Australia's natural gas industry has undergone fundamental changes in the last few years.

A decade ago Australian gas discoveries were considered poor cousins to the more sought after oil finds. Few companies would have considered an exploration program targeting gas reserves. Now, although oil is still a major prize, the natural gas market in Australia is gradually assuming a much more prominent role in the country's energy mix.

The Australian Bureau of Agricultural and Resource Economics (Abare) predicts natural gas consumption in the country will grow at an average rate of 2.6%/year during 1991-2005. By then it will account for about 18.5% of Australia's total energy consumption.

Abare also projects that natural gas production from Australian fields will grow by an average 3.5%/year to 2005.

Although much of this growth is associated with liquefied natural gas, one of the nation's most rapidly expanding export commodities, there are likely to be some significant changes on the domestic scene that will contribute to increased use of gas during the coming decade.

AGA STUDY

A study by the Australian Gas Association (AGA) last year found Australia could require a major trunk pipeline linking large untapped gas reserves off Western Australia with major consumer markets on the country's eastern seaboard as early as 2009.

In addition, other interstate gas pipeline connections are likely to be needed by 2030. Of special note is a probable pipeline to link Northern Territory with southern and eastern states.

AGA's study found Australia has enough gas reserves to meet domestic demand for the next 30 years in addition to servicing existing gas export contracts. It estimates current proved and probable gas reserves at 105.45 tcf, excluding coalbed methane reserves found mainly in New South Wales and Queensland.

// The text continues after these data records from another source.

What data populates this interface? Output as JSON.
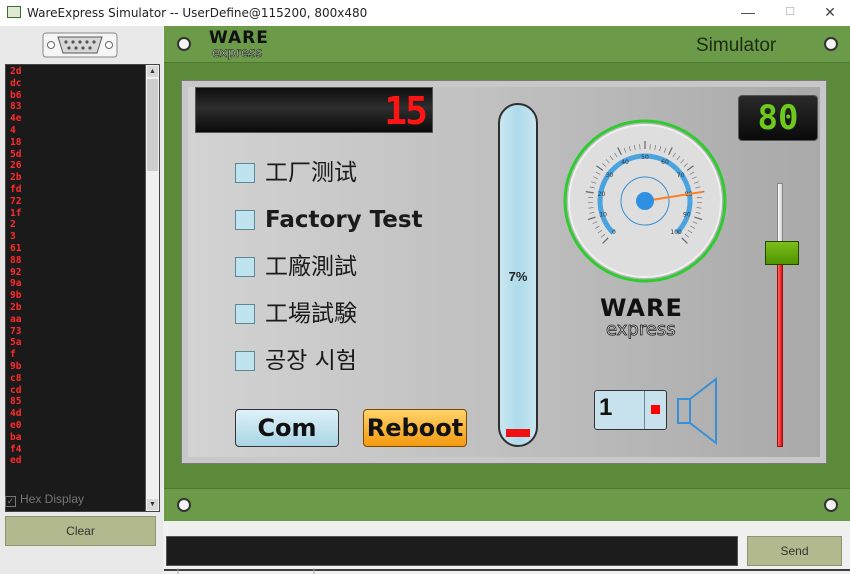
{
  "window": {
    "title": "WareExpress Simulator -- UserDefine@115200, 800x480",
    "minimize": "—",
    "maximize": "☐",
    "close": "✕"
  },
  "log": {
    "lines": [
      "2d",
      "dc",
      "b6",
      "83",
      "4e",
      "4",
      "18",
      "5d",
      "26",
      "2b",
      "fd",
      "72",
      "1f",
      "2",
      "3",
      "61",
      "88",
      "92",
      "9a",
      "9b",
      "2b",
      "aa",
      "73",
      "5a",
      "f",
      "9b",
      "c8",
      "cd",
      "85",
      "4d",
      "e0",
      "ba",
      "f4",
      "ed"
    ],
    "text_color": "#ff2a2a",
    "background": "#1a1a1a"
  },
  "hex_display": {
    "label": "Hex Display",
    "checked": true,
    "check_glyph": "✓"
  },
  "clear_button": {
    "label": "Clear"
  },
  "header": {
    "logo_top": "WARE",
    "logo_bottom": "express",
    "simulator_label": "Simulator"
  },
  "display": {
    "counter_value": "15",
    "secondary_value": "80"
  },
  "checkboxes": [
    {
      "label": "工厂测试",
      "checked": false
    },
    {
      "label": "Factory Test",
      "checked": false
    },
    {
      "label": "工廠測試",
      "checked": false
    },
    {
      "label": "工場試験",
      "checked": false
    },
    {
      "label": "공장 시험",
      "checked": false
    }
  ],
  "buttons": {
    "com": "Com",
    "reboot": "Reboot"
  },
  "thermometer": {
    "percent_label": "7%",
    "level": 0.07,
    "fill_color": "#f01010"
  },
  "gauge": {
    "ticks": [
      "0",
      "10",
      "20",
      "30",
      "40",
      "50",
      "60",
      "70",
      "80",
      "90",
      "100"
    ],
    "value": 80,
    "ring_color": "#2ecc2e",
    "arc_color": "#4aa3df",
    "needle_color": "#ff7f1e"
  },
  "screen_logo": {
    "top": "WARE",
    "bottom": "express"
  },
  "spinner": {
    "value": "1"
  },
  "slider": {
    "level": 0.78,
    "knob_color": "#5aa10c",
    "track_color": "#e50c0c"
  },
  "send_button": {
    "label": "Send"
  },
  "colors": {
    "frame_green": "#6b9b48",
    "button_olive": "#b3b98f",
    "seven_seg_red": "#ff1414",
    "seven_seg_green": "#6fc81c"
  }
}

Australian gas consumption in 1991 totaled about 630 bcf. Demand is projected to jump to about 1.52 tcf by 2030 under a base case that calls for growth of 2.3%/year.

Under a high demand case of 2.9%/year, Australian gas consumption could reach almost 2 tcf by 2030.

The study also found that if state and territorial governments persist with their current reluctance to remove interstate gas trade barriers, there will be a sharp jump in gas prices compared with a scenario that eliminates interstate gas trade barriers.

By 2030, gas prices in Sydney could be 32% higher than in an unrestricted market. In Melbourne, gas prices would be 24% higher, and in Brisbane and Adelaide 31% higher.

By far the biggest growth engine in Australian gas demand will be the electrical power generation market. Under a base case, that sector is expected to consume as much as 408.5 bcf/year in the long term. Consumption for power generation could reach 693.5 bcf/year under the high case. That compares with current gas consumption of 95 bcf/ year for electrical power generation.

INTERSTATE GAS TRADE

Talk of change centers on the federal government's initiative, backed by the AGA, to create free trade of gas across state boundaries.

With one exception, the country's domestic gas industry has evolved as a series of separate entities, wherein a field's production is consumed only in the borders of the state in which the field lies. The exception is the supply of Cooper basin gas from South Australia under contract to Australian Capital Territory/New South Wales, where it is sold to Canberra, Sydney, Newcastle, and Wollongong markets.

The federal government's plan to put gas trade on a national basis is by no means a sure thing. There is considerable resistance to free trade from the government of South Australia in particular, which wants to ensure that its consumers have security of supply beyond the first few years of the next century, when existing contracts expire.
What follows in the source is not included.